Gregor Mendel proposed the principle of dominance and recessiveness to explain the inheritance patterns of traits in pea plants. According to this principle:
- Dominant alleles: Certain alleles, known as dominant alleles, express their phenotypic effects even when present in a single copy in an individual's genotype. Dominant alleles are represented using uppercase letters (e.g., A).
- Recessive alleles: Other alleles, called recessive alleles, only express their phenotypic effects when present in two copies (homozygous condition) in an individual's genotype. Recessive alleles are represented using lowercase letters (e.g., a).
When dominant and recessive alleles are paired in a heterozygous individual (Aa), the dominant allele's phenotype is expressed, and the recessive allele's phenotype is masked or suppressed. The principle of dominance and recessiveness explains the occurrence of dominant and recessive traits in offspring based on their genetic makeup.
Example:
- In Mendel's pea plants, the dominant allele for purple flower color (P) masks the effect of the recessive allele for white flower color (p).

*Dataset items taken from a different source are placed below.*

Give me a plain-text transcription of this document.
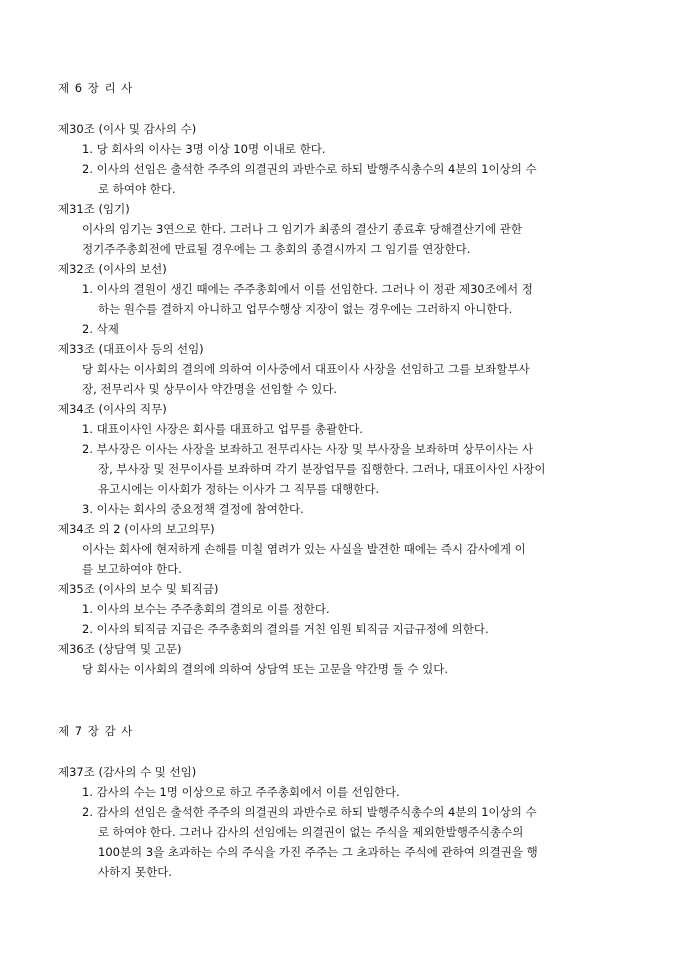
제 6 장 리 사
제30조 (이사 및 감사의 수)
1. 당 회사의 이사는 3명 이상 10명 이내로 한다.
2. 이사의 선임은 출석한 주주의 의결권의 과반수로 하되 발행주식총수의 4분의 1이상의 수
로 하여야 한다.
제31조 (임기)
이사의 임기는 3연으로 한다. 그러나 그 임기가 최종의 결산기 종료후 당해결산기에 관한
정기주주총회전에 만료될 경우에는 그 총회의 종결시까지 그 임기를 연장한다.
제32조 (이사의 보선)
1. 이사의 결원이 생긴 때에는 주주총회에서 이를 선임한다. 그러나 이 정관 제30조에서 정
하는 원수를 결하지 아니하고 업무수행상 지장이 없는 경우에는 그러하지 아니한다.
2. 삭제
제33조 (대표이사 등의 선임)
당 회사는 이사회의 결의에 의하여 이사중에서 대표이사 사장을 선임하고 그를 보좌할부사
장, 전무리사 및 상무이사 약간명을 선임할 수 있다.
제34조 (이사의 직무)
1. 대표이사인 사장은 회사를 대표하고 업무를 총괄한다.
2. 부사장은 이사는 사장을 보좌하고 전무리사는 사장 및 부사장을 보좌하며 상무이사는 사
장, 부사장 및 전무이사를 보좌하며 각기 분장업무를 집행한다. 그러나, 대표이사인 사장이
유고시에는 이사회가 정하는 이사가 그 직무를 대행한다.
3. 이사는 회사의 중요정책 결정에 참여한다.
제34조 의 2 (이사의 보고의무)
이사는 회사에 현저하게 손해를 미칠 염려가 있는 사실을 발견한 때에는 즉시 감사에게 이
를 보고하여야 한다.
제35조 (이사의 보수 및 퇴직금)
1. 이사의 보수는 주주총회의 결의로 이를 정한다.
2. 이사의 퇴직금 지급은 주주총회의 결의를 거친 임원 퇴직금 지급규정에 의한다.
제36조 (상담역 및 고문)
당 회사는 이사회의 결의에 의하여 상담역 또는 고문을 약간명 둘 수 있다.
제 7 장 감 사
제37조 (감사의 수 및 선임)
1. 감사의 수는 1명 이상으로 하고 주주총회에서 이를 선임한다.
2. 감사의 선임은 출석한 주주의 의결권의 과반수로 하되 발행주식총수의 4분의 1이상의 수
로 하여야 한다. 그러나 감사의 선임에는 의결권이 없는 주식을 제외한발행주식총수의
100분의 3을 초과하는 수의 주식을 가진 주주는 그 초과하는 주식에 관하여 의결권을 행
사하지 못한다.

When a heterozygous plant (Pp) is crossed with another heterozygous plant (Pp), the phenotypic ratio in the offspring is 3 purple-flowered plants (dominant trait) to 1 white-flowered plant (recessive trait).
Key points regarding dominance and recessiveness:
- Incomplete dominance: In some cases, instead of complete dominance, incomplete dominance occurs, where neither allele is completely dominant, and the heterozygous individual displays an intermediate phenotype.

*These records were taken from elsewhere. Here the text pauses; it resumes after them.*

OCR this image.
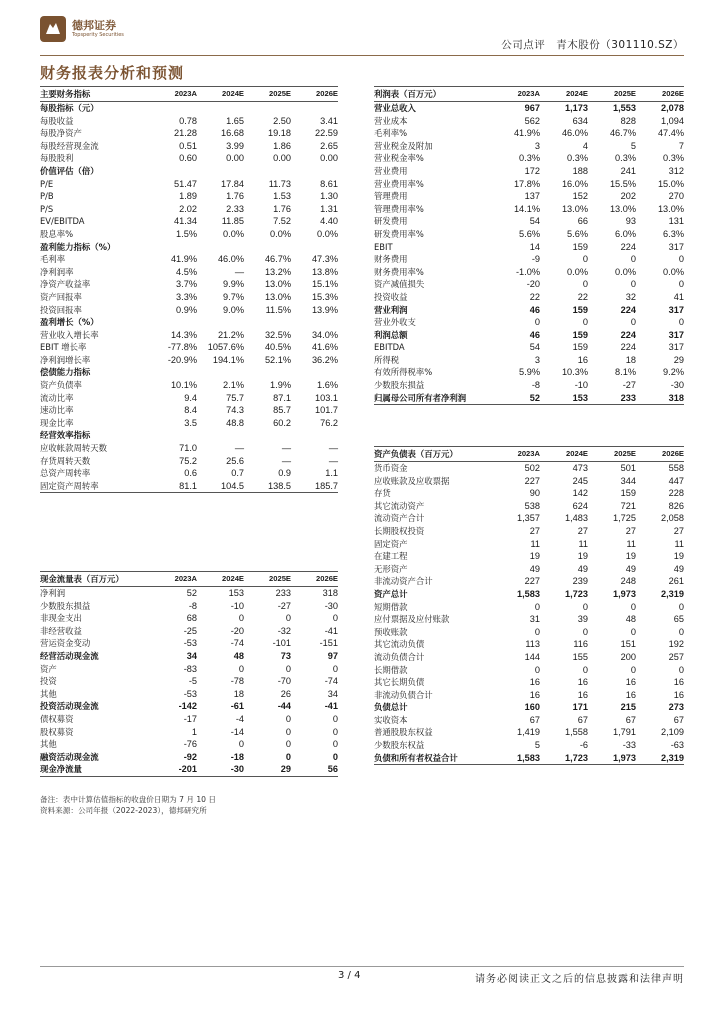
德邦证券
Topsperity Securities
公司点评　青木股份（301110.SZ）
财务报表分析和预测
主要财务指标	2023A	2024E	2025E	2026E
每股指标（元）				
每股收益	0.78	1.65	2.50	3.41
每股净资产	21.28	16.68	19.18	22.59
每股经营现金流	0.51	3.99	1.86	2.65
每股股利	0.60	0.00	0.00	0.00
价值评估（倍）				
P/E	51.47	17.84	11.73	8.61
P/B	1.89	1.76	1.53	1.30
P/S	2.02	2.33	1.76	1.31
EV/EBITDA	41.34	11.85	7.52	4.40
股息率%	1.5%	0.0%	0.0%	0.0%
盈利能力指标（%）				
毛利率	41.9%	46.0%	46.7%	47.3%
净利润率	4.5%	—	13.2%	13.8%
净资产收益率	3.7%	9.9%	13.0%	15.1%
资产回报率	3.3%	9.7%	13.0%	15.3%
投资回报率	0.9%	9.0%	11.5%	13.9%
盈利增长（%）				
营业收入增长率	14.3%	21.2%	32.5%	34.0%
EBIT 增长率	-77.8%	1057.6%	40.5%	41.6%
净利润增长率	-20.9%	194.1%	52.1%	36.2%
偿债能力指标				
资产负债率	10.1%	2.1%	1.9%	1.6%
流动比率	9.4	75.7	87.1	103.1
速动比率	8.4	74.3	85.7	101.7
现金比率	3.5	48.8	60.2	76.2
经营效率指标				
应收帐款周转天数	71.0	—	—	—
存货周转天数	75.2	25.6	—	—
总资产周转率	0.6	0.7	0.9	1.1
固定资产周转率	81.1	104.5	138.5	185.7
现金流量表（百万元）	2023A	2024E	2025E	2026E
净利润	52	153	233	318
少数股东损益	-8	-10	-27	-30
非现金支出	68	0	0	0
非经营收益	-25	-20	-32	-41
营运资金变动	-53	-74	-101	-151
经营活动现金流	34	48	73	97
资产	-83	0	0	0
投资	-5	-78	-70	-74
其他	-53	18	26	34
投资活动现金流	-142	-61	-44	-41
债权募资	-17	-4	0	0
股权募资	1	-14	0	0
其他	-76	0	0	0
融资活动现金流	-92	-18	0	0
现金净流量	-201	-30	29	56
利润表（百万元）	2023A	2024E	2025E	2026E
营业总收入	967	1,173	1,553	2,078
营业成本	562	634	828	1,094
毛利率%	41.9%	46.0%	46.7%	47.4%
营业税金及附加	3	4	5	7
营业税金率%	0.3%	0.3%	0.3%	0.3%
营业费用	172	188	241	312
营业费用率%	17.8%	16.0%	15.5%	15.0%
管理费用	137	152	202	270
管理费用率%	14.1%	13.0%	13.0%	13.0%
研发费用	54	66	93	131
研发费用率%	5.6%	5.6%	6.0%	6.3%
EBIT	14	159	224	317
财务费用	-9	0	0	0
财务费用率%	-1.0%	0.0%	0.0%	0.0%
资产减值损失	-20	0	0	0
投资收益	22	22	32	41
营业利润	46	159	224	317
营业外收支	0	0	0	0
利润总额	46	159	224	317
EBITDA	54	159	224	317
所得税	3	16	18	29
有效所得税率%	5.9%	10.3%	8.1%	9.2%
少数股东损益	-8	-10	-27	-30
归属母公司所有者净利润	52	153	233	318
资产负债表（百万元）	2023A	2024E	2025E	2026E
货币资金	502	473	501	558
应收账款及应收票据	227	245	344	447
存货	90	142	159	228
其它流动资产	538	624	721	826
流动资产合计	1,357	1,483	1,725	2,058
长期股权投资	27	27	27	27
固定资产	11	11	11	11
在建工程	19	19	19	19
无形资产	49	49	49	49
非流动资产合计	227	239	248	261
资产总计	1,583	1,723	1,973	2,319
短期借款	0	0	0	0
应付票据及应付账款	31	39	48	65
预收账款	0	0	0	0
其它流动负债	113	116	151	192
流动负债合计	144	155	200	257
长期借款	0	0	0	0
其它长期负债	16	16	16	16
非流动负债合计	16	16	16	16
负债总计	160	171	215	273
实收资本	67	67	67	67
普通股股东权益	1,419	1,558	1,791	2,109
少数股东权益	5	-6	-33	-63
负债和所有者权益合计	1,583	1,723	1,973	2,319
备注：表中计算估值指标的收盘价日期为 7 月 10 日
资料来源：公司年报（2022-2023），德邦研究所
3 / 4	请务必阅读正文之后的信息披露和法律声明
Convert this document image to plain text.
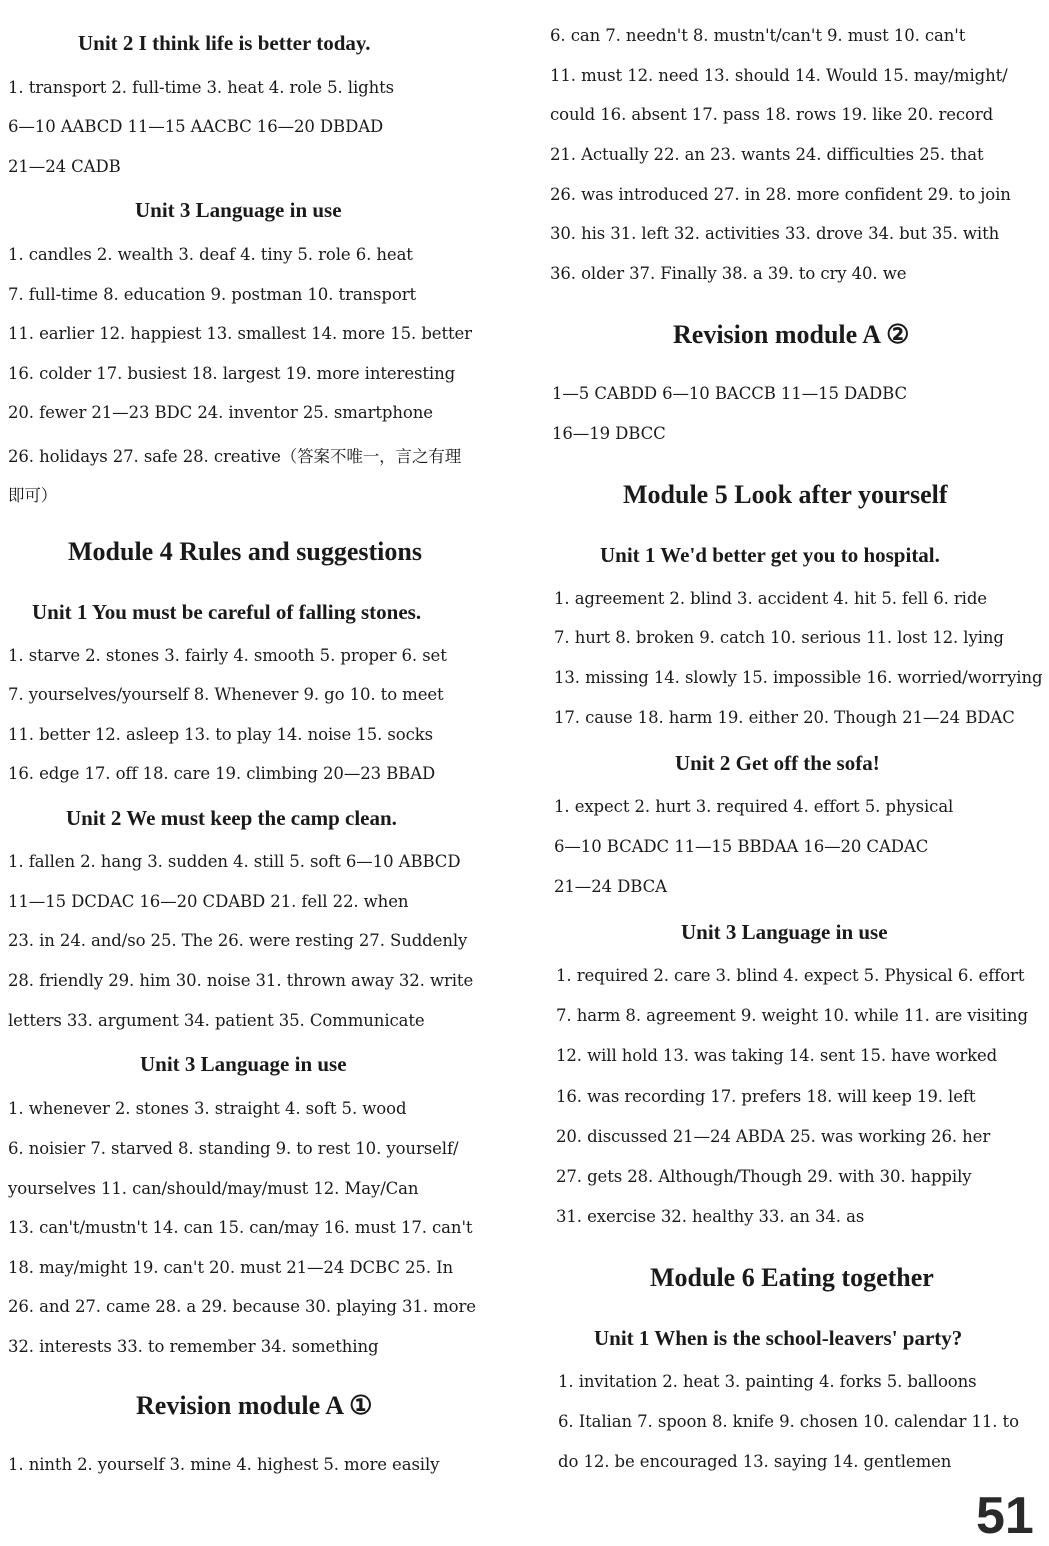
Unit 2 I think life is better today.
1. transport 2. full-time 3. heat 4. role 5. lights
6—10 AABCD 11—15 AACBC 16—20 DBDAD
21—24 CADB
Unit 3 Language in use
1. candles 2. wealth 3. deaf 4. tiny 5. role 6. heat
7. full-time 8. education 9. postman 10. transport
11. earlier 12. happiest 13. smallest 14. more 15. better
16. colder 17. busiest 18. largest 19. more interesting
20. fewer 21—23 BDC 24. inventor 25. smartphone
26. holidays 27. safe 28. creative（答案不唯一，言之有理
即可）
Module 4 Rules and suggestions
Unit 1 You must be careful of falling stones.
1. starve 2. stones 3. fairly 4. smooth 5. proper 6. set
7. yourselves/yourself 8. Whenever 9. go 10. to meet
11. better 12. asleep 13. to play 14. noise 15. socks
16. edge 17. off 18. care 19. climbing 20—23 BBAD
Unit 2 We must keep the camp clean.
1. fallen 2. hang 3. sudden 4. still 5. soft 6—10 ABBCD
11—15 DCDAC 16—20 CDABD 21. fell 22. when
23. in 24. and/so 25. The 26. were resting 27. Suddenly
28. friendly 29. him 30. noise 31. thrown away 32. write
letters 33. argument 34. patient 35. Communicate
Unit 3 Language in use
1. whenever 2. stones 3. straight 4. soft 5. wood
6. noisier 7. starved 8. standing 9. to rest 10. yourself/
yourselves 11. can/should/may/must 12. May/Can
13. can't/mustn't 14. can 15. can/may 16. must 17. can't
18. may/might 19. can't 20. must 21—24 DCBC 25. In
26. and 27. came 28. a 29. because 30. playing 31. more
32. interests 33. to remember 34. something
Revision module A ①
1. ninth 2. yourself 3. mine 4. highest 5. more easily
6. can 7. needn't 8. mustn't/can't 9. must 10. can't
11. must 12. need 13. should 14. Would 15. may/might/
could 16. absent 17. pass 18. rows 19. like 20. record
21. Actually 22. an 23. wants 24. difficulties 25. that
26. was introduced 27. in 28. more confident 29. to join
30. his 31. left 32. activities 33. drove 34. but 35. with
36. older 37. Finally 38. a 39. to cry 40. we
Revision module A ②
1—5 CABDD 6—10 BACCB 11—15 DADBC
16—19 DBCC
Module 5 Look after yourself
Unit 1 We'd better get you to hospital.
1. agreement 2. blind 3. accident 4. hit 5. fell 6. ride
7. hurt 8. broken 9. catch 10. serious 11. lost 12. lying
13. missing 14. slowly 15. impossible 16. worried/worrying
17. cause 18. harm 19. either 20. Though 21—24 BDAC
Unit 2 Get off the sofa!
1. expect 2. hurt 3. required 4. effort 5. physical
6—10 BCADC 11—15 BBDAA 16—20 CADAC
21—24 DBCA
Unit 3 Language in use
1. required 2. care 3. blind 4. expect 5. Physical 6. effort
7. harm 8. agreement 9. weight 10. while 11. are visiting
12. will hold 13. was taking 14. sent 15. have worked
16. was recording 17. prefers 18. will keep 19. left
20. discussed 21—24 ABDA 25. was working 26. her
27. gets 28. Although/Though 29. with 30. happily
31. exercise 32. healthy 33. an 34. as
Module 6 Eating together
Unit 1 When is the school-leavers' party?
1. invitation 2. heat 3. painting 4. forks 5. balloons
6. Italian 7. spoon 8. knife 9. chosen 10. calendar 11. to
do 12. be encouraged 13. saying 14. gentlemen
51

- Codominance: Codominance occurs when both dominant alleles are expressed simultaneously in a heterozygous individual. In this case, both phenotypes are fully expressed.

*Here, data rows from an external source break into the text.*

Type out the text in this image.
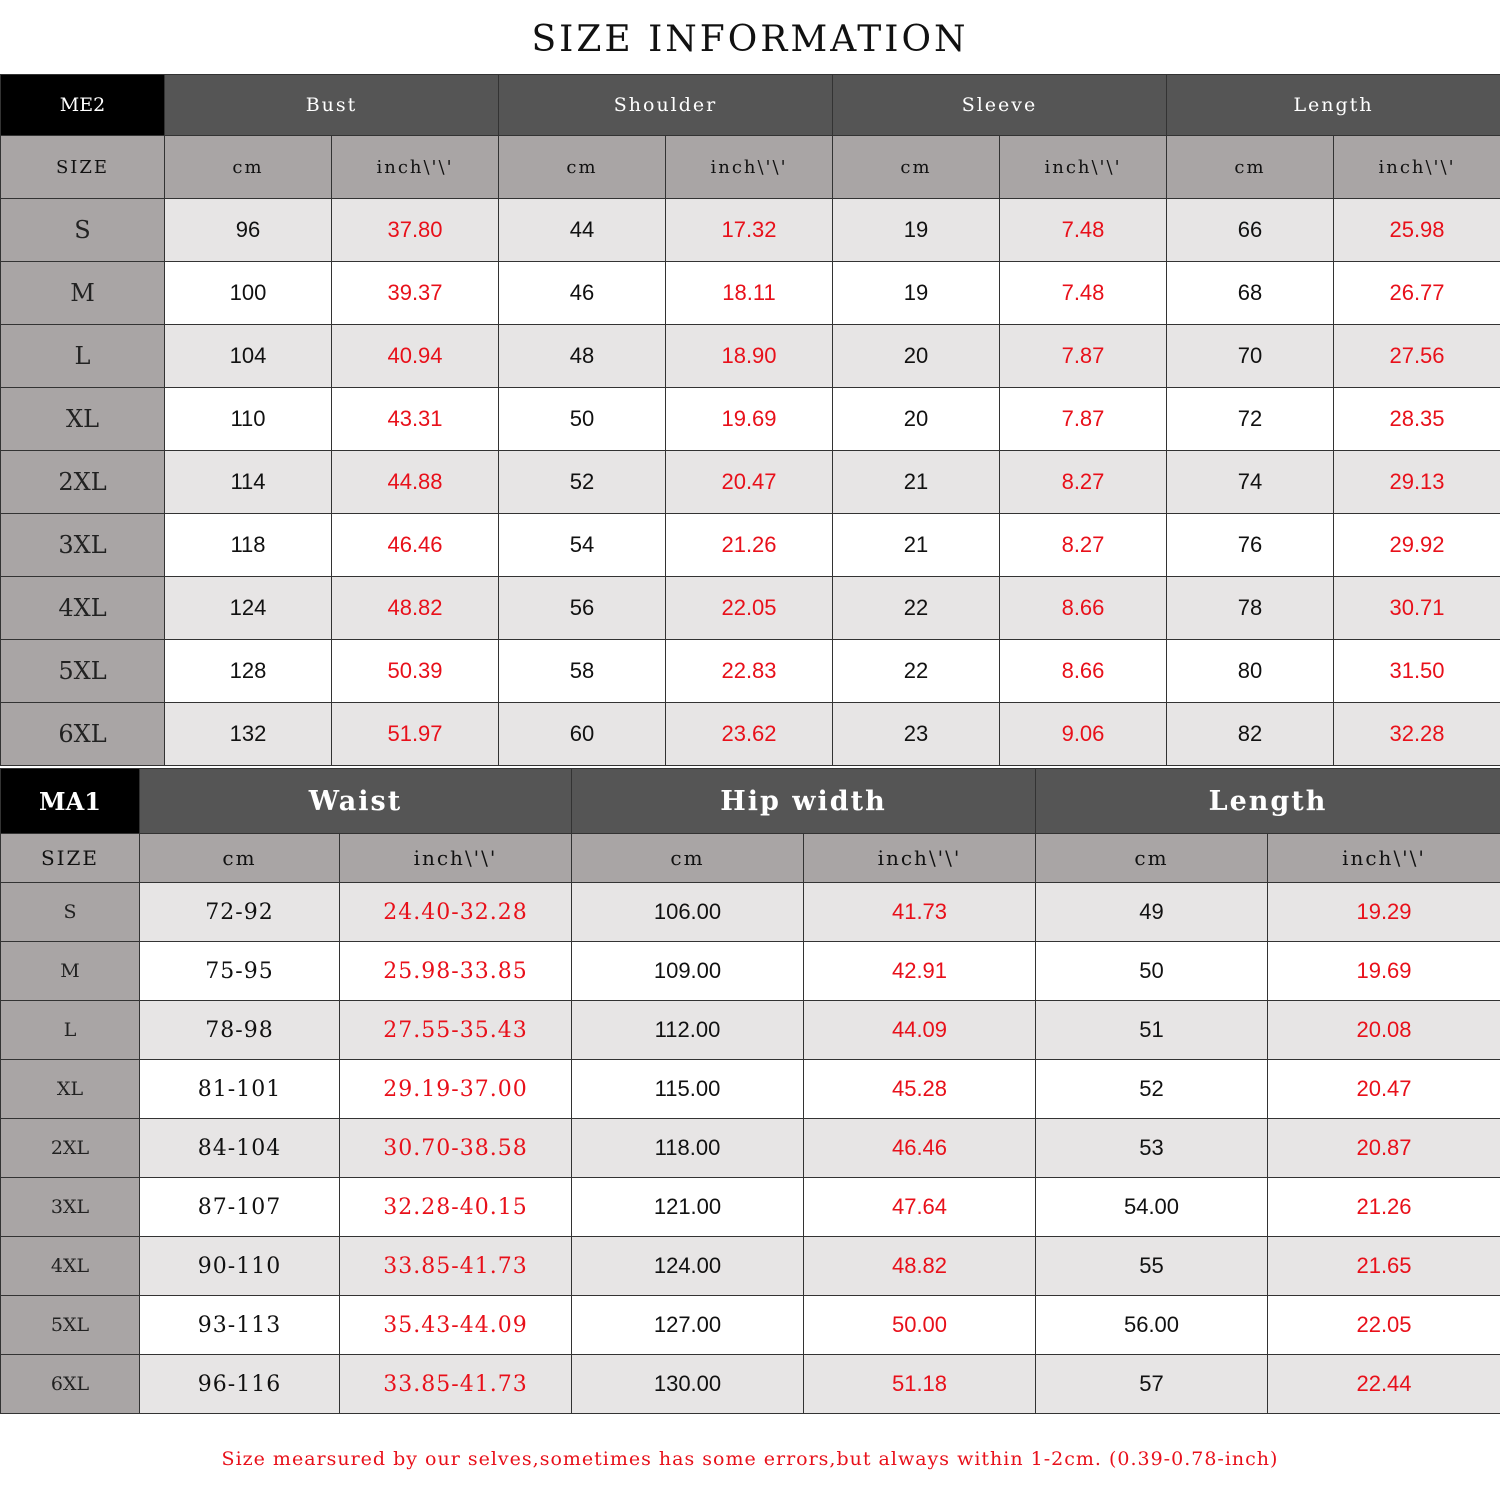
SIZE INFORMATION
ME2	Bust		Shoulder		Sleeve		Length	
SIZE	cm	inch\'\'	cm	inch\'\'	cm	inch\'\'	cm	inch\'\'
S	96	37.80	44	17.32	19	7.48	66	25.98
M	100	39.37	46	18.11	19	7.48	68	26.77
L	104	40.94	48	18.90	20	7.87	70	27.56
XL	110	43.31	50	19.69	20	7.87	72	28.35
2XL	114	44.88	52	20.47	21	8.27	74	29.13
3XL	118	46.46	54	21.26	21	8.27	76	29.92
4XL	124	48.82	56	22.05	22	8.66	78	30.71
5XL	128	50.39	58	22.83	22	8.66	80	31.50
6XL	132	51.97	60	23.62	23	9.06	82	32.28
MA1	Waist		Hip width		Length	
SIZE	cm	inch\'\'	cm	inch\'\'	cm	inch\'\'
S	72-92	24.40-32.28	106.00	41.73	49	19.29
M	75-95	25.98-33.85	109.00	42.91	50	19.69
L	78-98	27.55-35.43	112.00	44.09	51	20.08
XL	81-101	29.19-37.00	115.00	45.28	52	20.47
2XL	84-104	30.70-38.58	118.00	46.46	53	20.87
3XL	87-107	32.28-40.15	121.00	47.64	54.00	21.26
4XL	90-110	33.85-41.73	124.00	48.82	55	21.65
5XL	93-113	35.43-44.09	127.00	50.00	56.00	22.05
6XL	96-116	33.85-41.73	130.00	51.18	57	22.44
Size mearsured by our selves,sometimes has some errors,but always within 1-2cm. (0.39-0.78-inch)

- Multiple alleles: For certain genes, multiple alleles may exist, leading to more complex inheritance patterns.
The principle of dominance and recessiveness provides the basis for understanding the inheritance of many traits in classical Mendelian genetics. However, it's important to note that not all traits follow this simple pattern, as some genetic traits are influenced by multiple genes (polygenic traits) and environmental factors (epigenetic effects).